Identitätskonflikte in Europa
Fowid-Notiz: Eine Forschergruppe der Universität Münster hat in vier europäischen Ländern (u. a. in Deutschland) nach Einstellungen und Sichtweisen zu Gesellschaft und Politik befragt und zwei Gruppen ‚herausgefiltert‘, die sich in ihren Weltanschauungen diametral positionieren: Die „Verteidiger“ und die „Entdecker“.
In einem Arbeitspapier zu den ersten Ergebnissen: „Working Report: Von Verteidigern und Entdeckern: Ein Identitätskonflikt um Zugehörigkeit und Bedrohung.“ haben die fünf Forscher ihre interdisziplinären Befunde (Psychologie, Soziologie und Politikwissenschaft) vorgestellt. Zum Forschungsansatz heißt es dazu:
„In der Tat lassen sich in der öffentlichen Diskussion zunehmend Streitpunkte ausmachen, die sich beispielsweise an Themen der Immigration, des Multikulturalismus sowie der Öffnung nationaler Grenzen entzünden. Im Kern scheint es dabei um Identitätsfragen wie die nach gesellschaftlicher Zugehörigkeit und Abgrenzung zu gehen. Offenbar werden mit diesen Diskussionen um Identität immer mehr auch Fragen der gesellschaftlichen und politischen Teilhabe unterschiedlicher Bevölkerungsgruppen verknüpft. Die Aufspaltung der Gesellschaft in durch ihre Identitätsvorstellungen charakterisierte Lager und deren Koppelung mit Wahrnehmungen gesellschaftlicher und politischer Vertretung sind jedoch bisher empirisch nicht systematisch nachgewiesen worden.“
In vier Ländern (Deutschland, Polen, Frankreich, Schweden) wurden 5.011 Personen befragt. In Deutschland fand die Befragung (durch Kantar) – im Rahmen des Projektes „Bedrohungswahrnehmungen, Zugehörigkeitsgefühle, Akzeptanz demokratischer Herrschaft: eine neue religiös konnotierte Konfliktlinie in Europa?” – vom 9. November bis zum 18. Dezember 2020 statt.
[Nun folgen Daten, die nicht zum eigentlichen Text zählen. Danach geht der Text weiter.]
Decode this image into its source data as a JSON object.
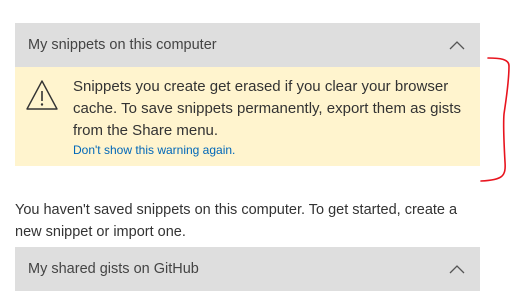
{
  "sections": {
    "local": {
      "title": "My snippets on this computer",
      "chevron_icon": "chevron-up-icon"
    },
    "gists": {
      "title": "My shared gists on GitHub",
      "chevron_icon": "chevron-up-icon"
    }
  },
  "warning": {
    "icon": "warning-triangle-icon",
    "message": "Snippets you create get erased if you clear your browser cache. To save snippets permanently, export them as gists from the Share menu.",
    "dismiss_link": "Don't show this warning again."
  },
  "empty_state": {
    "text": "You haven't saved snippets on this computer. To get started, create a new snippet or import one."
  },
  "colors": {
    "header_bg": "#dedede",
    "warning_bg": "#fff4ce",
    "link": "#0067b8",
    "annotation": "#e8141e"
  }
}
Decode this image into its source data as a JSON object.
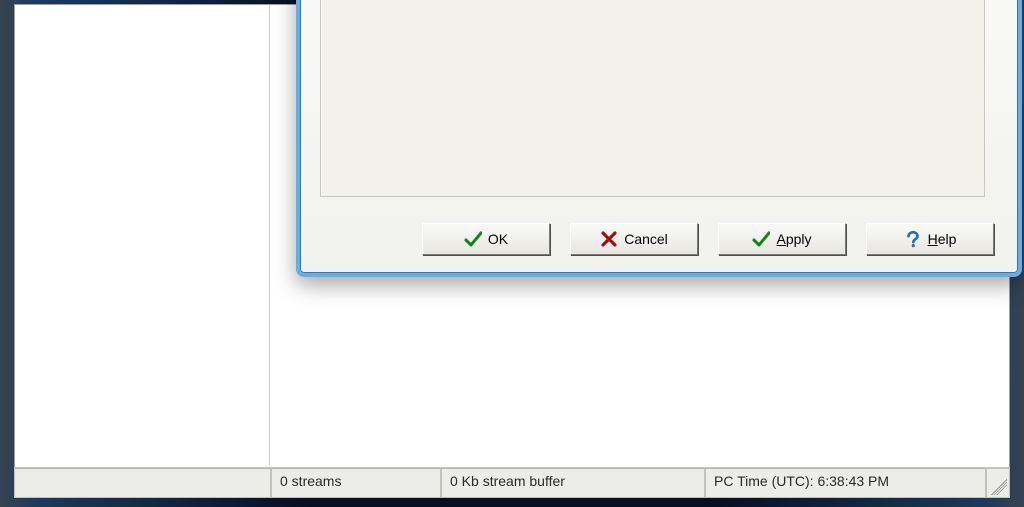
{
  "dialog": {
    "buttons": {
      "ok": "OK",
      "cancel": "Cancel",
      "apply_prefix": "A",
      "apply_rest": "pply",
      "help_prefix": "H",
      "help_rest": "elp"
    }
  },
  "status": {
    "streams": "0 streams",
    "buffer": "0 Kb stream buffer",
    "time": "PC Time (UTC):  6:38:43 PM"
  },
  "colors": {
    "aero_border": "#5aaae6",
    "check_green": "#1e9e1e",
    "x_red": "#c01414",
    "help_blue": "#1f6fc2"
  }
}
„Entdecker befürworten ein offenes Zugehörigkeitskonzept und fühlen sich durch Fremde (Muslime, Geflüchtete) nicht bedroht. Sie sehen sich zudem selbst als gut repräsentiert, also eher als nicht marginalisiert an, sind eher zufrieden mit der Demokratie im Land und vertrauen eher politischen Institutionen. Verteidiger hingegen stehen mit hoher Wahrscheinlichkeit eher für ein enges Konzept der Zugehörigkeit, fühlen sich eher durch Fremde bedroht und gesellschaftlich marginalisiert, sie sind unzufriedener mit der Demokratie im Land und misstrauischer gegenüber politischen Institutionen.“
Die Ergebnisse zeigen, dass sich
1. „ein substantieller Teil der Bevölkerung in zwei Lager aufspaltet, die sich in ihren Identitätskonzepten – gemessen zum einen über eine enge vs. offene Konzeption von Zugehörigkeit und zum anderen über einen hohen vs. niedrigen Grad der Wahrnehmung von Bedrohung durch ethnisch-religiös definierte Fremde – unterscheiden. Wir nennen diese Lager Entdecker und Verteidiger.“
2. „dass sich diese Lager auch hinsichtlich ihrer Wahrnehmung von gesellschaftlicher Marginalisierung und ihrer Einschätzung der politischen Repräsentation diametral voneinander abheben.“
3. „dass sich Entdecker und Verteidiger wesentlich in relativ stabilen kulturellen, religiösen und psychologischen Eigenschaften unterscheiden.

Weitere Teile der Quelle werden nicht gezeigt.